Juxtapose to King’s Dream was Malcolm Nightmare. Malcolm saw the underbelly of King’s Dream, the lived experience of everyday black people struggling to find meaning in America as the “unwanted:”

I’m not an American. I’m one of the 22 million black people who are the victims of Americanism. One of the 22 million black people who are the victims of democracy, nothing but disguised hypocrisy. So, I’m not standing here speaking to you as an American, or a patriot, or a flag-saluter, or a flag-waver — no, not I. I’m speaking as a victim of this American system. And I see America through the eyes of the victim. I don’t see any American dream; I see an American nightmare.

Race and Racism

As mentioned above, 1965 was a turning point for liberalism and race relations between blacks and whites. Both Malcolm and King began to rethink their position on race and race relations, bring them closer together on race. Malcolm said, I say again that I’m not a racist, I don’t believe in any form of segregation or anything like that. I’m for the brotherhood of everybody, but I don’t believe in forcing brotherhood upon people who don’t want it. Long as we practice brotherhood among ourselves, and then others who want to practice brotherhood with us, we practice it with them also, we’re for that. But I don’t think that we should run around trying to love somebody who doesn’t love us.” However, politically and strategically, Malcolm opined, “Whites can help us, but they can’t join us. There can be no black/white unity, until there is first some black unity.”

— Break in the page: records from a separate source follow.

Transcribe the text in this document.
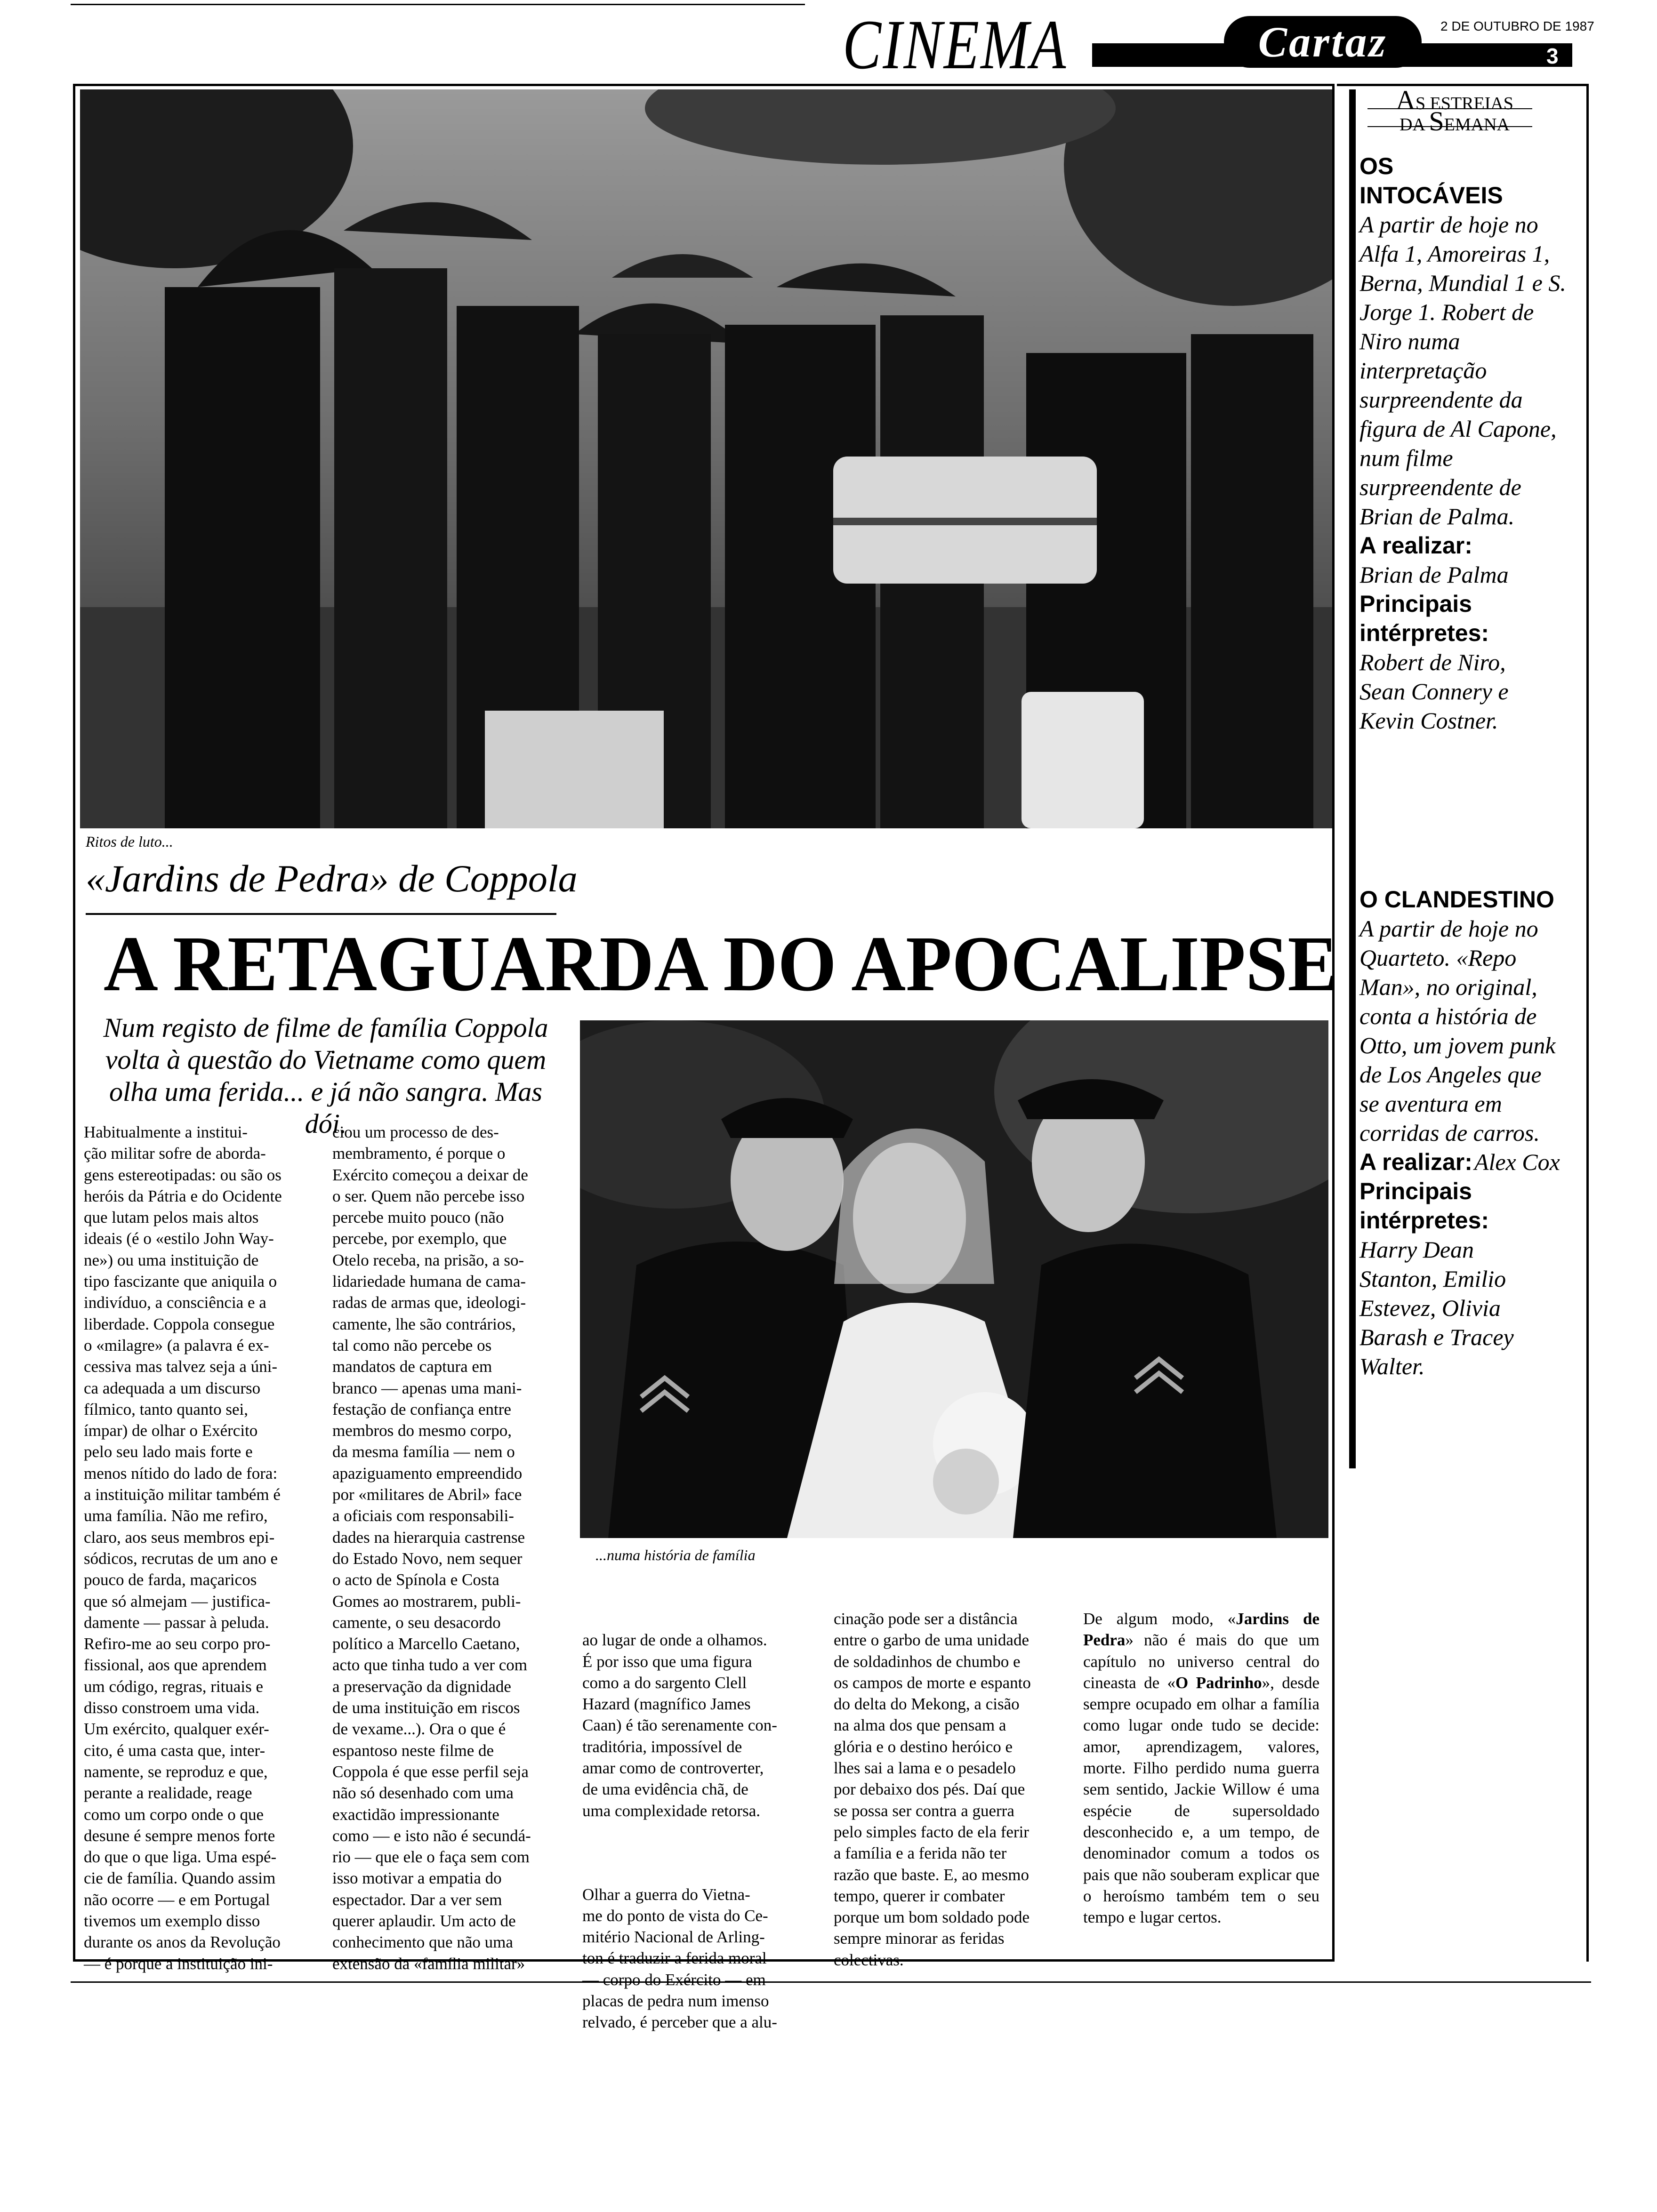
CINEMA	Cartaz	2 DE OUTUBRO DE 1987
3
Ritos de luto...
«Jardins de Pedra» de Coppola
A RETAGUARDA DO APOCALIPSE
Num registo de filme de família Coppola volta à questão do Vietname como quem olha uma ferida... e já não sangra. Mas dói.
...numa história de família
Habitualmente a institui-
ção militar sofre de aborda-
gens estereotipadas: ou são os
heróis da Pátria e do Ocidente
que lutam pelos mais altos
ideais (é o «estilo John Way-
ne») ou uma instituição de
tipo fascizante que aniquila o
indivíduo, a consciência e a
liberdade. Coppola consegue
o «milagre» (a palavra é ex-
cessiva mas talvez seja a úni-
ca adequada a um discurso
fílmico, tanto quanto sei,
ímpar) de olhar o Exército
pelo seu lado mais forte e
menos nítido do lado de fora:
a instituição militar também é
uma família. Não me refiro,
claro, aos seus membros epi-
sódicos, recrutas de um ano e
pouco de farda, maçaricos
que só almejam — justifica-
damente — passar à peluda.
Refiro-me ao seu corpo pro-
fissional, aos que aprendem
um código, regras, rituais e
disso constroem uma vida.
Um exército, qualquer exér-
cito, é uma casta que, inter-
namente, se reproduz e que,
perante a realidade, reage
como um corpo onde o que
desune é sempre menos forte
do que o que liga. Uma espé-
cie de família. Quando assim
não ocorre — e em Portugal
tivemos um exemplo disso
durante os anos da Revolução
— é porque a instituição ini-
ciou um processo de des-
membramento, é porque o
Exército começou a deixar de
o ser. Quem não percebe isso
percebe muito pouco (não
percebe, por exemplo, que
Otelo receba, na prisão, a so-
lidariedade humana de cama-
radas de armas que, ideologi-
camente, lhe são contrários,
tal como não percebe os
mandatos de captura em
branco — apenas uma mani-
festação de confiança entre
membros do mesmo corpo,
da mesma família — nem o
apaziguamento empreendido
por «militares de Abril» face
a oficiais com responsabili-
dades na hierarquia castrense
do Estado Novo, nem sequer
o acto de Spínola e Costa
Gomes ao mostrarem, publi-
camente, o seu desacordo
político a Marcello Caetano,
acto que tinha tudo a ver com
a preservação da dignidade
de uma instituição em riscos
de vexame...). Ora o que é
espantoso neste filme de
Coppola é que esse perfil seja
não só desenhado com uma
exactidão impressionante
como — e isto não é secundá-
rio — que ele o faça sem com
isso motivar a empatia do
espectador. Dar a ver sem
querer aplaudir. Um acto de
conhecimento que não uma
extensão da «família militar»

ao lugar de onde a olhamos.
É por isso que uma figura
como a do sargento Clell
Hazard (magnífico James
Caan) é tão serenamente con-
traditória, impossível de
amar como de controverter,
de uma evidência chã, de
uma complexidade retorsa.

Olhar a guerra do Vietna-
me do ponto de vista do Ce-
mitério Nacional de Arling-
ton é traduzir a ferida moral
— corpo do Exército — em
placas de pedra num imenso
relvado, é perceber que a alu-

cinação pode ser a distância
entre o garbo de uma unidade
de soldadinhos de chumbo e
os campos de morte e espanto
do delta do Mekong, a cisão
na alma dos que pensam a
glória e o destino heróico e
lhes sai a lama e o pesadelo
por debaixo dos pés. Daí que
se possa ser contra a guerra
pelo simples facto de ela ferir
a família e a ferida não ter
razão que baste. E, ao mesmo
tempo, querer ir combater
porque um bom soldado pode
sempre minorar as feridas
colectivas.
De algum modo, «Jardins de Pedra» não é mais do que um capítulo no universo central do cineasta de «O Padrinho», desde sempre ocupado em olhar a família como lugar onde tudo se decide: amor, aprendizagem, valores, morte. Filho perdido numa guerra sem sentido, Jackie Willow é uma espécie de supersoldado desconhecido e, a um tempo, de denominador comum a todos os pais que não souberam explicar que o heroísmo também tem o seu tempo e lugar certos.
AS ESTREIAS
DA SEMANA
OS INTOCÁVEIS
A partir de hoje no Alfa 1, Amoreiras 1, Berna, Mundial 1 e S. Jorge 1. Robert de Niro numa interpretação surpreendente da figura de Al Capone, num filme surpreendente de Brian de Palma.
A realizar:
Brian de Palma
Principais intérpretes:
Robert de Niro, Sean Connery e Kevin Costner.
O CLANDESTINO
A partir de hoje no Quarteto. «Repo Man», no original, conta a história de Otto, um jovem punk de Los Angeles que se aventura em corridas de carros.
A realizar: Alex Cox
Principais intérpretes:
Harry Dean Stanton, Emilio Estevez, Olivia Barash e Tracey Walter.
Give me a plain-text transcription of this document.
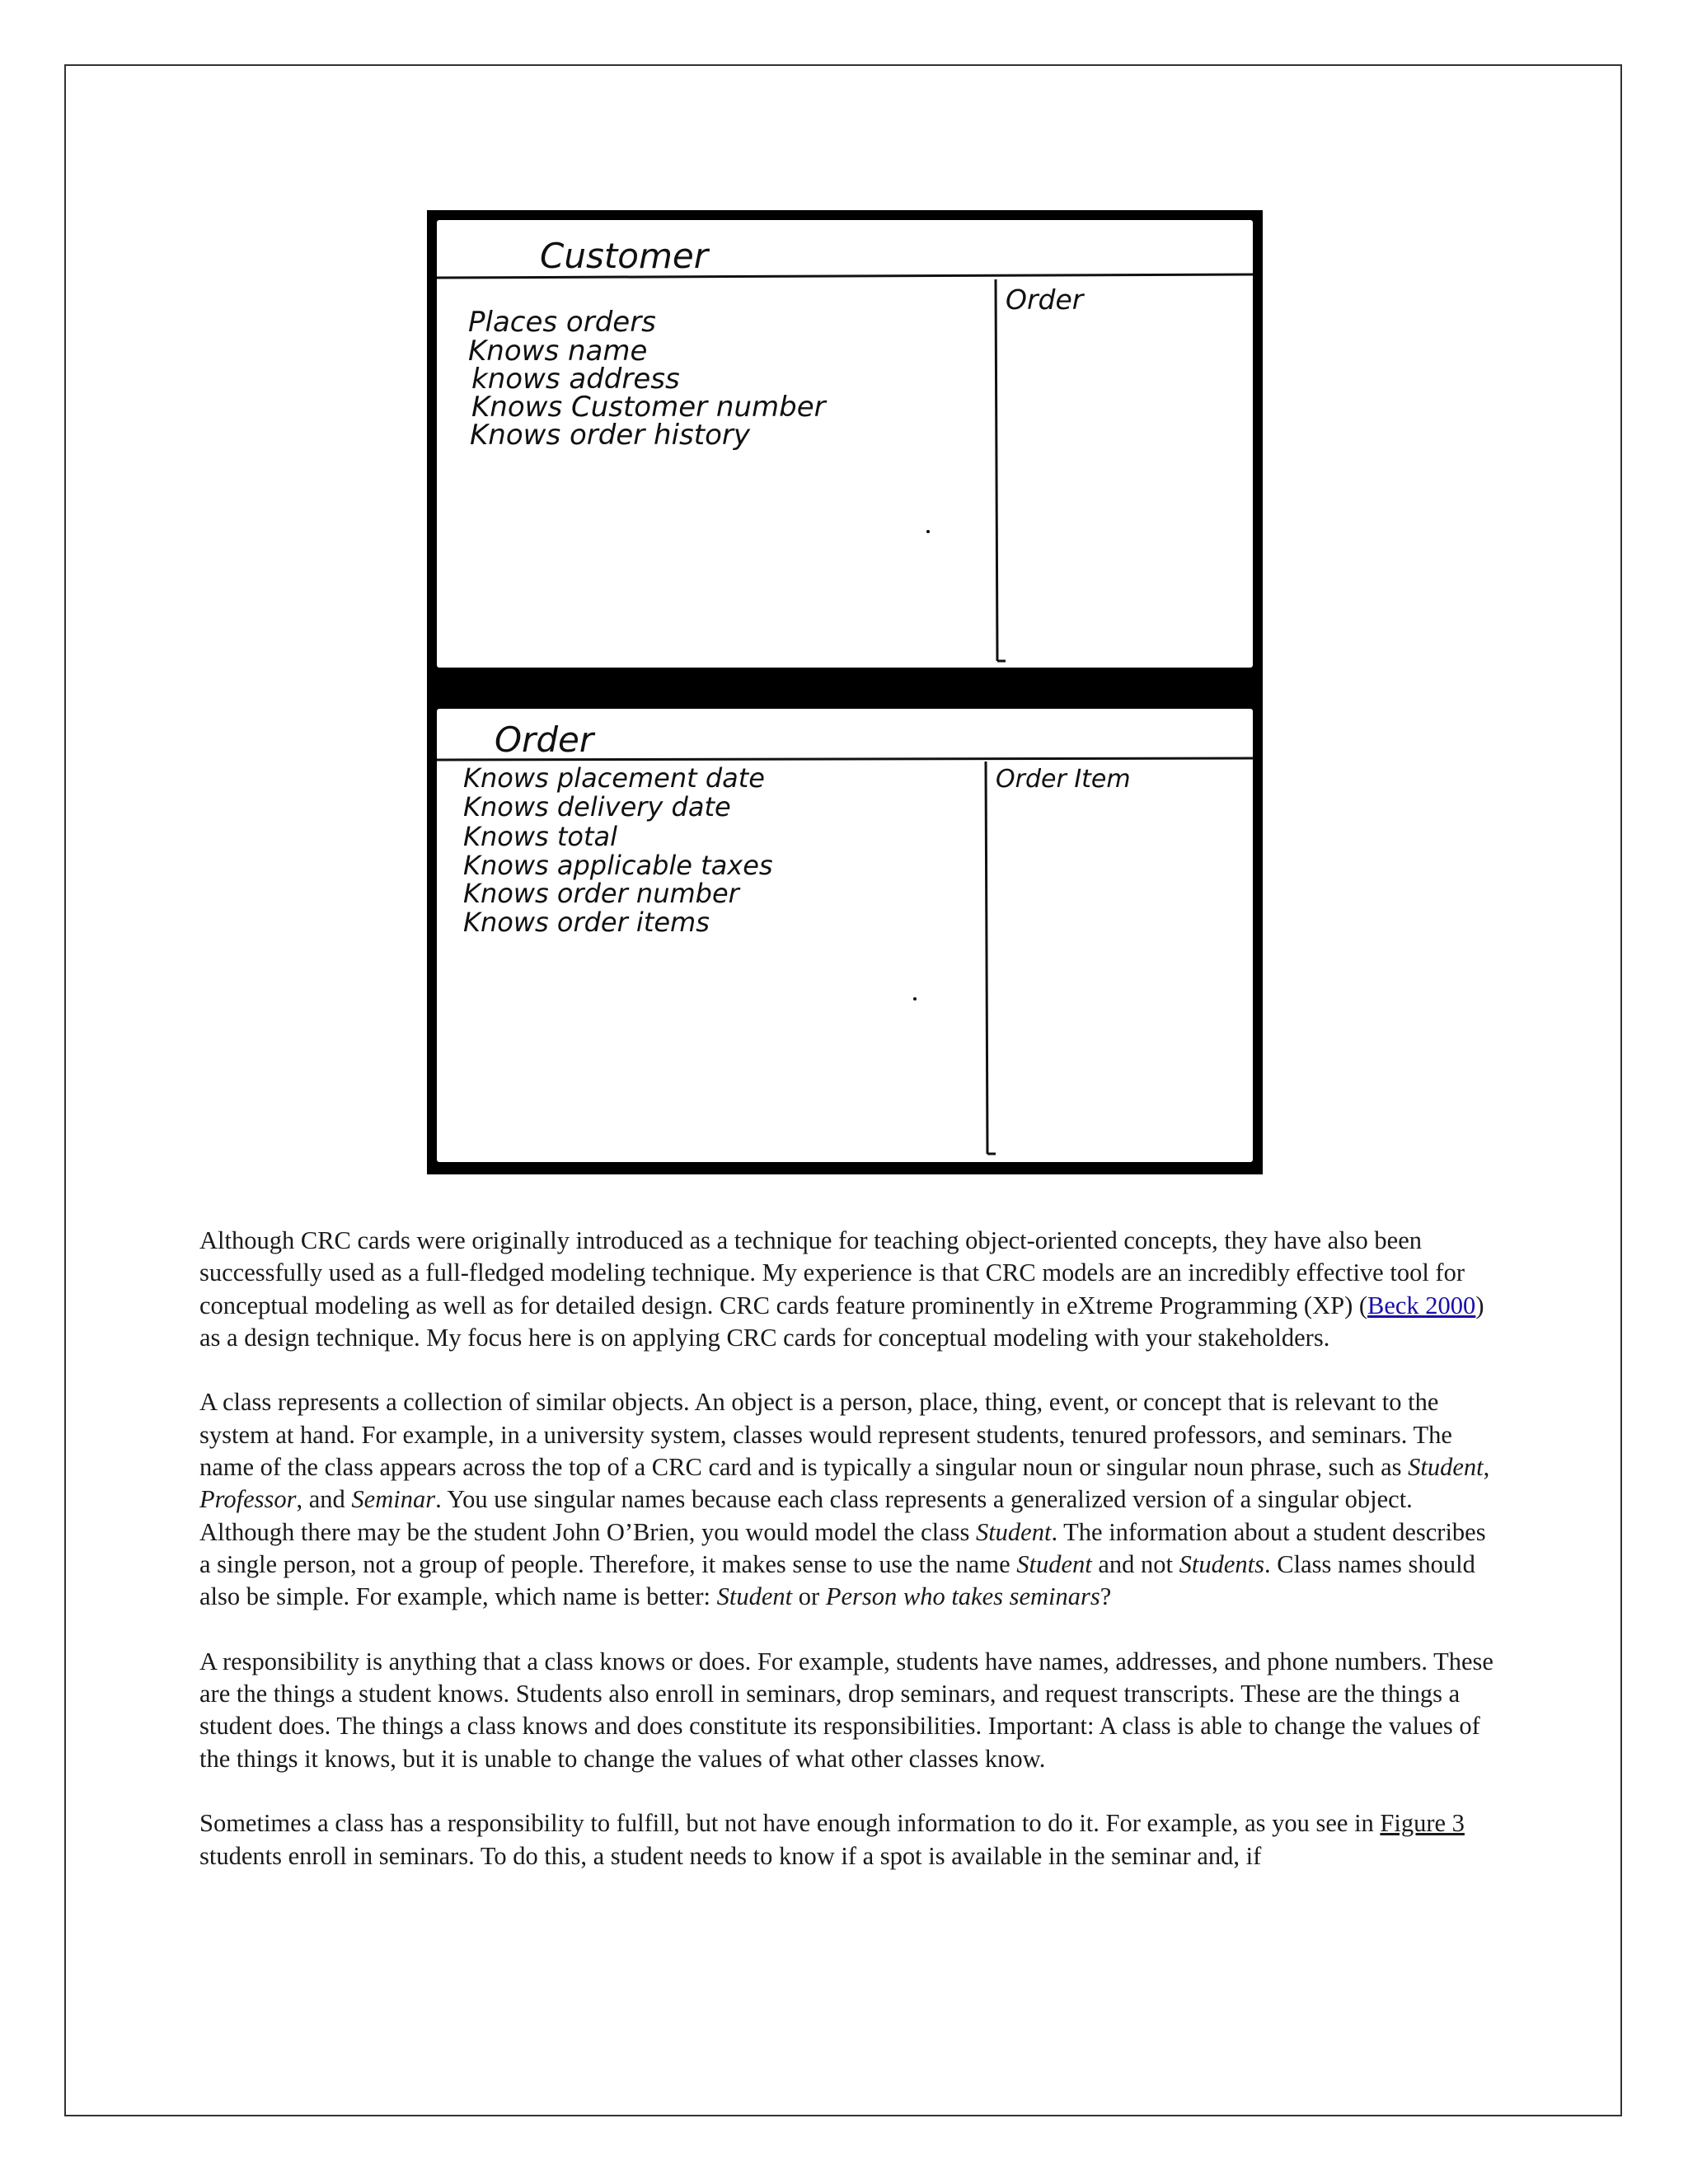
Customer
Order
Places orders
Knows name
knows address
Knows Customer number
Knows order history
Order
Order Item
Knows placement date
Knows delivery date
Knows total
Knows applicable taxes
Knows order number
Knows order items

Although CRC cards were originally introduced as a technique for teaching object-oriented concepts, they have also been successfully used as a full-fledged modeling technique. My experience is that CRC models are an incredibly effective tool for conceptual modeling as well as for detailed design. CRC cards feature prominently in eXtreme Programming (XP) (Beck 2000) as a design technique. My focus here is on applying CRC cards for conceptual modeling with your stakeholders.

A class represents a collection of similar objects. An object is a person, place, thing, event, or concept that is relevant to the system at hand. For example, in a university system, classes would represent students, tenured professors, and seminars. The name of the class appears across the top of a CRC card and is typically a singular noun or singular noun phrase, such as Student, Professor, and Seminar. You use singular names because each class represents a generalized version of a singular object. Although there may be the student John O’Brien, you would model the class Student. The information about a student describes a single person, not a group of people. Therefore, it makes sense to use the name Student and not Students. Class names should also be simple. For example, which name is better: Student or Person who takes seminars?

A responsibility is anything that a class knows or does. For example, students have names, addresses, and phone numbers. These are the things a student knows. Students also enroll in seminars, drop seminars, and request transcripts. These are the things a student does. The things a class knows and does constitute its responsibilities. Important: A class is able to change the values of the things it knows, but it is unable to change the values of what other classes know.

Sometimes a class has a responsibility to fulfill, but not have enough information to do it. For example, as you see in Figure 3 students enroll in seminars. To do this, a student needs to know if a spot is available in the seminar and, if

King on the other hand began to have a more pessimistic view of whites and race relations, lamenting, “the fact is that there has never been any single solid determine commitment on the part of the vast majority of white America…to genuine equality for Negroes…most Americans are unconscious racist.”

On Violence and War

Both Malcolm and King believed that America was the greatest threat to peace in the world. In his speech Beyond Vietnam: A Time to Break Silence, King admonished America, stating, God didn’t call American to do what she’s doing in the world today. God didn’t call America to engage in a senseless, unjust war [such] as the war in Vietnam.” In this same speech he went on to say that America was “the greatest purveyor of violence in the world today.”

Similarly, Malcolm believed that America was a war criminal.  Uncle Sam’s hands are dripping with blood, dripping with the blood of the black man in this country. He’s the earth’s number-one hypocrite. He has the audacity — yes, he has — imagine him posing as the leader of the free world… Let the world know how bloody his hands are. Let the world know the hypocrisy that’s practiced over here.”

Elsewhere, he asserted “If violence is wrong in America, violence is wrong abroad. If it’s wrong to be violent defending black women and black children and black babies and black men, then it’s wrong for America to draft us and make us violent abroad in defense of her. And if it is right for America to draft us, and teach us how to be violent in defense of her, then it is right for you and me to do whatever is necessary to defend our own people right here in this country.”

Malcolm and Martin: In Unity and Struggle

In short, examining the worldview of Malcolm X and Martin Luther King at there most developed and mature stages, makes clear that these two leaders and thinkers were positioned to unite the two tendencies in the black freedom struggle-moderate civil rights and radical black nationalist movements. What is instructive is not to see Malcolm and Martin as antagonist or polar opposites, but as two leaders who disagreed on method, but were in agreement on the outcome. “Our people have made the mistake of confusing the methods with the objectives. As long as we agree on objectives, we should never fall out with each other just because we believe in different methods, or tactics, or strategy.”